A retrospective study compared the survival result between SLNB alone and complete extent ALND in patients with one to three positive sentinel nodes on intraoperative frozen biopsy following preoperative chemotherapy . After a median follow-up of 59.4 months for 483 patients (SLNB alone, 188; ALND, 295), no significant difference was observed in the survival between the two groups of patients. The analysis suggested that limited axillary surgery may be one of the possible surgical options for selected eligible patients.
On the other hand, Almahariq et al. reported that SLNB alone was associated with significantly lower survival than the ALND group (Hazards ratio [HR] 1.7, 95% CI 1.3–2.2, p < 0.001), with an estimated 5-year overall survival of 71% in the SLNB-only group compared with 77% of the ALND group (p = 0.01), upon comparing the survival of a total of 1617 eligible patients with ypN1 in the National Cancer Database . However, they found that SLNB may have comparable results with ALND in the selected patients with luminal A or B tumors with a single metastatic lymph node disease (HR 1.03, 95% CI 0.59–1.8, p = 0.91). They were cautious about reducing the extent of axillary surgery; however, they also demonstrated that limiting axillary surgery may be feasible in some selected patients with favorable tumor biology. Until further conclusive clinical data is published, we believe that a more cautious approach to patients with ypN1 breast cancer is still appropriate; however, being more discerning in choosing eligible patients is worthwhile for reducing the range of axillary management.

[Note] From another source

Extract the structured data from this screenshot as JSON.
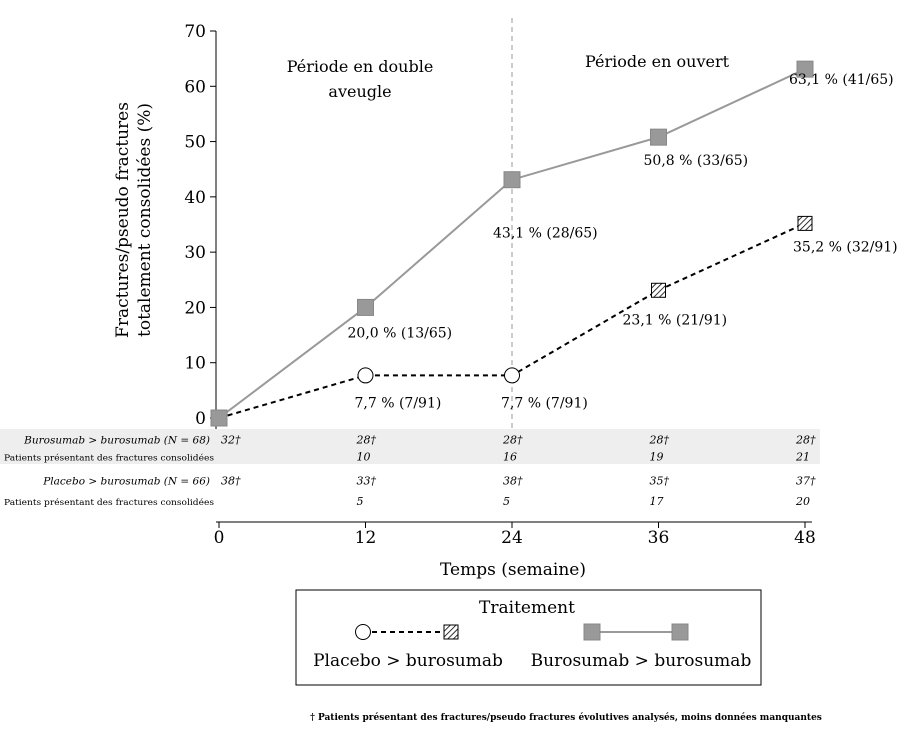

There are several limitations to this study. Considering the single institutional, retrospective nature of this study, we acknowledge the potential existence of selection bias among eligible patients. Heterogeneity was observed in baseline patient characteristics between the test and validation groups. The baseline group had a higher proportion of patients with clinical N0, whereas the validation cohort had a higher proportion of patients with clinical N2. Despite its different period of the treatment time window, the resulting nomogram was validated only in a patient cohort from a single institution. External validation with a sufficient number of patients and patients with different background demographic data should be conducted to further validate the correlation of this proposed nomogram.